Testosterone. That's what makes me a man, right? What do you mean 'produced in the ovaries'?
Testosterone makes you a man but it's also what makes a woman a woman. Testosterone is the main male hormone but, as the precursor to the female hormone oestrogen, it's essential to women too.
Gross. What happened to sugar and spice and all things nice?
Myth. Women are driven by testosterone just like men. Earlier this year, researchers revealed a new spray that was doing wonders for Australian women with low sex-drives. The active ingredient? Testosterone. An effective treatment for women with low libidos could be worth $1 billion.
So why doesn't their hair fall out?

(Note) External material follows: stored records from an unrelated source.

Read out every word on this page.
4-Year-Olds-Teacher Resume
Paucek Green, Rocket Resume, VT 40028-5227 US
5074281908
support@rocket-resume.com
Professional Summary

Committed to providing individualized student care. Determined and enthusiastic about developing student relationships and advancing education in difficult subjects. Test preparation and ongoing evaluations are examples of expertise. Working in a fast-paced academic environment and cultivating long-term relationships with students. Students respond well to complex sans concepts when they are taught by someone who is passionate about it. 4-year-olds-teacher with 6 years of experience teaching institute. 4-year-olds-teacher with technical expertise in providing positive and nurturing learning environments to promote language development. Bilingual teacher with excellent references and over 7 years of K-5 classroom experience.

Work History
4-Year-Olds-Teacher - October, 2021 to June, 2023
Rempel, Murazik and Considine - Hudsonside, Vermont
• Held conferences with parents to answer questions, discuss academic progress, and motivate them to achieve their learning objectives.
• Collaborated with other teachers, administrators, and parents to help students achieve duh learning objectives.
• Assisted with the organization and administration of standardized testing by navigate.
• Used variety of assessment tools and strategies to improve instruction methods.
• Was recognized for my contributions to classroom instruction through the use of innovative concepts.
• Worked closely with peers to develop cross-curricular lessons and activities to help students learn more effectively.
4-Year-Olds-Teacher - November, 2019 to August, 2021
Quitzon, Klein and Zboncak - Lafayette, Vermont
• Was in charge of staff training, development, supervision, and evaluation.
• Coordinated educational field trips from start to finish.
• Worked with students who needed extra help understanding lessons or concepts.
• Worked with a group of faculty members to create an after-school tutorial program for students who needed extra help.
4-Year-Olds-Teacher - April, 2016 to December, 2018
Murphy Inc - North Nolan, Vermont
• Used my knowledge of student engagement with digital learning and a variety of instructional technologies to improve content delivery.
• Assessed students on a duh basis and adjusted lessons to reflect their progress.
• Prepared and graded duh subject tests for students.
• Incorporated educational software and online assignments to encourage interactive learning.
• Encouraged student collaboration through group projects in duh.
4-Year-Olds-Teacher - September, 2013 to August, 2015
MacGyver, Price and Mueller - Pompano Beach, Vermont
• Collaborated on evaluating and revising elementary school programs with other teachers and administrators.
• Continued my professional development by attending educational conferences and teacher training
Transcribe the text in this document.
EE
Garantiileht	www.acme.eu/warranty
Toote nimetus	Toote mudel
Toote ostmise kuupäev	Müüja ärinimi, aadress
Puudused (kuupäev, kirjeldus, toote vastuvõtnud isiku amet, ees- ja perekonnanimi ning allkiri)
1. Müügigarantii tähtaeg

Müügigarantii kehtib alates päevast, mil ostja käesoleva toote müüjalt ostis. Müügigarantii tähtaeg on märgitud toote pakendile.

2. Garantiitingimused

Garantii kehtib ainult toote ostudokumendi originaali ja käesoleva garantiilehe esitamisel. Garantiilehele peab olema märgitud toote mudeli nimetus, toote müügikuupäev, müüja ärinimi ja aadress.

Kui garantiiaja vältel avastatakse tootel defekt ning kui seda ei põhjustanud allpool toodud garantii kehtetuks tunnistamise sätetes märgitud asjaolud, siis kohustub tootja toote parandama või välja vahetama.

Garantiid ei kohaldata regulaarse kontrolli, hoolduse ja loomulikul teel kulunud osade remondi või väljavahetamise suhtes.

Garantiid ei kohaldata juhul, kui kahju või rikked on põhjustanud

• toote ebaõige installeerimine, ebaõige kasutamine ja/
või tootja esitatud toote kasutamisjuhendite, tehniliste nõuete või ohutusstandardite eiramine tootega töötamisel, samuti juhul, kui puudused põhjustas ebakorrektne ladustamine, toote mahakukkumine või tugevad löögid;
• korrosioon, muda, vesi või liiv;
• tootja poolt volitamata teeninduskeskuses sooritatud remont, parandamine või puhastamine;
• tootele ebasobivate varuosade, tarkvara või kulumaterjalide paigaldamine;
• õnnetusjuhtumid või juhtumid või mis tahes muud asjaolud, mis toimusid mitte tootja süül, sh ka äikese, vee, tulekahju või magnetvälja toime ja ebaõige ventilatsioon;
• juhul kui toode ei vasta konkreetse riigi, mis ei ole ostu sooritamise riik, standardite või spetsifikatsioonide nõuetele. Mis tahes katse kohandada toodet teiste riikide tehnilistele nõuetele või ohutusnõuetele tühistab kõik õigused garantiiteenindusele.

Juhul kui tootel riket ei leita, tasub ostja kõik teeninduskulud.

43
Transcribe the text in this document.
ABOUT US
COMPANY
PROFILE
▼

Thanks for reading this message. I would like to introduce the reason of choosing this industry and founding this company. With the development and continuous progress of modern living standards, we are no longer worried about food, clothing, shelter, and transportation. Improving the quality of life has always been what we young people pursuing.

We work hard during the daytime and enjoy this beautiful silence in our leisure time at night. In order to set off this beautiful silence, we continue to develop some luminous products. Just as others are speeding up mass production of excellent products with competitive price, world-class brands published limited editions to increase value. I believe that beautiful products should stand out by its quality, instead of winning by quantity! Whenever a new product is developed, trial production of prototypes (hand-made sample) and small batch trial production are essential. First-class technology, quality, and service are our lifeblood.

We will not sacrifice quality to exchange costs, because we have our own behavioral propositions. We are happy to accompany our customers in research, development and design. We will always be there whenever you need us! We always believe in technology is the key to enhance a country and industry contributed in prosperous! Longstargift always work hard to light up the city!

I thought that was testosterone.
Testosterone is broken down into the more potent dihydro-testosterone, which causes baldness, in the prostate, an organ which women don't have.
I've got a friend who thinks low testosterone levels cause erection problems.
No, you're OK. I mean, he's OK. Testosterone levels fall slightly with age but they're very rarely the cause of erectile dysfunction.
Whether reduced testosterone is also the cause of the sluggishness, loss of libido and depression that some middle-aged men experience is debateable. Testosterone replacement therapy is available but, while trials continue, many doctors are reluctant to prescribe it.
What do lower levels cause?
Some men have effectively half as much testosterone in their blood at 80 as at 20. It may reduce muscle and bone strength and increase weight and the risk of heart disease and diabetes.
Why is one testicle hanging lower than the other?
Good question. But we're all like that. It's 100% normal.
How do I check my balls for lumps?
It's pretty easy. It's best to examine your testicles after a warm bath or shower.
- Support your balls in the palm of one hand. Note the size and weight of your testicles. This will help you to detect any changes in the future.
- Find the epididymis, the tube that carries sperm to the penis. This can be felt at the top and back of each testicle. This is one lump that is supposed to be there.
- Now examine each testicle in more detail by rolling it between your fingers and thumb. Press firmly but gently to feel for any lumps, swellings or changes in firmness.